Why is AI Struggling to Write Poetry When It Can Do Almost Everything Else? - San Jose - 1

Can AI do everything but write poetry? 

I live in San Jose. Let's keep the company name a secret. It's just one of those tech companies that everyone in this area knows about.

These days, the internal Slack at the company is filled with discussions about LLMs, RAGs, agents, and benchmarks.

Even while waiting in line for lunch, people are talking about GPT-5 and Claude Opus 5.

Honestly, it gets tiring filtering through the debates as everyone tries to outdo each other with their knowledge.

However, amidst all this, I discovered a very interesting fact.

AI can write code, summarize papers, create synthetic images, perform medical diagnoses, and even pass the bar exam.

But when it comes to writing poetry, it seems to struggle in some way.

So, I decided to give it a try.

I asked it to "write a short poem about an autumn dawn." Here's what it produced.

Autumn Dawn
The blue darkness has not yet left the window,
The breath warmed by summer is nowhere to be found,
A piece of cool air
Brushes past my nose first.
The silence left by the crickets last night
Lies low at my feet,
The warmth of the blanket
Feels particularly dear.
Is it because the season lowers its body
To enter our hearts?

What do you think? It's hard to say it was poorly written. The rhythm is right, the word choice is decent, and it faithfully follows the theme of an autumn dawn.

But after reading it, nothing lingers. It's like a noodle that's salty but lacks flavor. Everything is there, but something is missing. That's the key point.

In contrast, what about Kim So-wol's "Let's live by the riverside, mother and sister"? It has only seven words.

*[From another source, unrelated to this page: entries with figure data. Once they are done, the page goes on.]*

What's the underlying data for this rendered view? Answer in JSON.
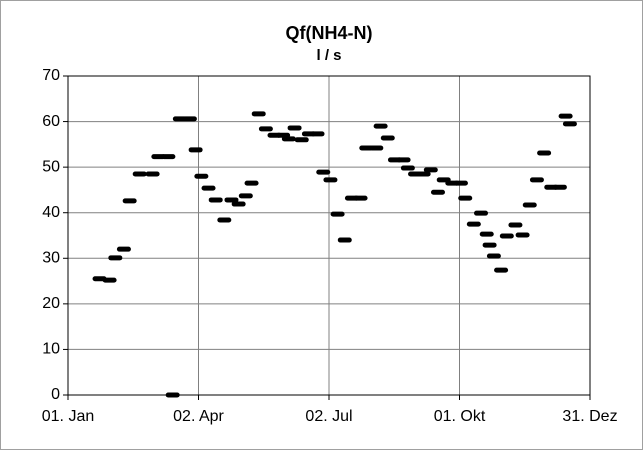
{
  "chart_data": {
    "type": "scatter",
    "title": "Qf(NH4-N)",
    "subtitle": "l / s",
    "color": "#000000",
    "grid": true,
    "x": [
      23,
      30,
      34,
      40,
      44,
      51,
      60,
      64,
      71,
      74,
      79,
      86,
      90,
      94,
      99,
      104,
      110,
      115,
      120,
      125,
      129,
      134,
      139,
      145,
      151,
      155,
      159,
      164,
      169,
      175,
      179,
      184,
      189,
      194,
      199,
      205,
      209,
      216,
      219,
      224,
      229,
      235,
      238,
      243,
      249,
      254,
      259,
      263,
      269,
      275,
      278,
      284,
      289,
      293,
      295,
      298,
      303,
      307,
      313,
      318,
      323,
      328,
      333,
      338,
      344,
      348,
      351
    ],
    "values": [
      25.5,
      25.2,
      30.1,
      32.0,
      42.6,
      48.5,
      48.5,
      52.3,
      52.3,
      0,
      60.6,
      60.6,
      53.8,
      48.0,
      45.4,
      42.8,
      38.4,
      42.8,
      41.9,
      43.7,
      46.5,
      61.7,
      58.4,
      57.0,
      57.0,
      56.2,
      58.6,
      56.0,
      57.3,
      57.3,
      48.9,
      47.2,
      39.7,
      34.0,
      43.2,
      43.2,
      54.2,
      54.2,
      59.0,
      56.4,
      51.6,
      51.6,
      49.8,
      48.5,
      48.5,
      49.4,
      44.5,
      47.2,
      46.5,
      46.5,
      43.2,
      37.5,
      39.9,
      35.3,
      32.9,
      30.5,
      27.4,
      34.9,
      37.3,
      35.1,
      41.7,
      47.2,
      53.1,
      45.6,
      45.6,
      61.2,
      59.5
    ],
    "xlim": [
      1,
      365
    ],
    "xticks": [
      {
        "value": 1,
        "label": "01. Jan"
      },
      {
        "value": 92,
        "label": "02. Apr"
      },
      {
        "value": 183,
        "label": "02. Jul"
      },
      {
        "value": 274,
        "label": "01. Okt"
      },
      {
        "value": 365,
        "label": "31. Dez"
      }
    ],
    "ylim": [
      0,
      70
    ],
    "yticks": [
      0,
      10,
      20,
      30,
      40,
      50,
      60,
      70
    ]
  }
}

Yet, within that short line, there's the mother, the sister, the riverside, and a vague sense of longing from the speaker.

AI fills in the words, while poets empty them. This difference is crucial.

Why is AI weak in poetry?

Let's switch to developer mode and dive in. LLMs operate by predicting the most likely next word based on probabilities.

When "autumn dawn" comes up, the model, having learned that words like "fog," "dew," and "wind" statistically follow, tends to go in that direction.

The problem is that poetry works exactly in the opposite direction. Good poetry places an "unlikely word" after a "likely word."

This is the essence of the shock that poetry delivers.

When I write, "The poor me loves the beautiful Natasha, so tonight it's snowing heavily," the illogical connection between "loves" and "it's snowing" is what makes it poetry.

AI is trained to choose the statistically most natural next token.

Poets know how to choose the statistically most unnatural next token.

This is what I believe to be the true reversal of logic in art.

Let's go one step further. Code has correct answers. Medical diagnoses have them too. Legal texts have them.

That's why AI excels. It can learn from the correct data humans have created.

But poetry has no correct answers. More precisely, the only correct answer is the singular experience of "the sense of helplessness felt by this poet at the riverside this dawn."

That experience is not in the dataset. No, it can't be. No one captured what was in that person's mind at that moment.

I am not an AI skeptic. I use LLMs every day at work. I have AI handle code reviews, meeting notes, and draft specifications. The efficiency is tremendous.

AI poetry is similar. While it may not stand as a completed work of art, it can be useful as a tool.

For someone struggling to write poetry, getting a draft from AI and rewriting it in their own style is a good workflow.

It's also great for practicing rhythm and generating ideas.

However, posting the poem generated by AI on social media and calling it "my work" is a bit problematic.

That's not poetry; it's an autocomplete result.

So my conclusion is that even if AI takes over everything, poetry will remain a human endeavor.

And perhaps that's the greatest comfort for us living in the age of AI.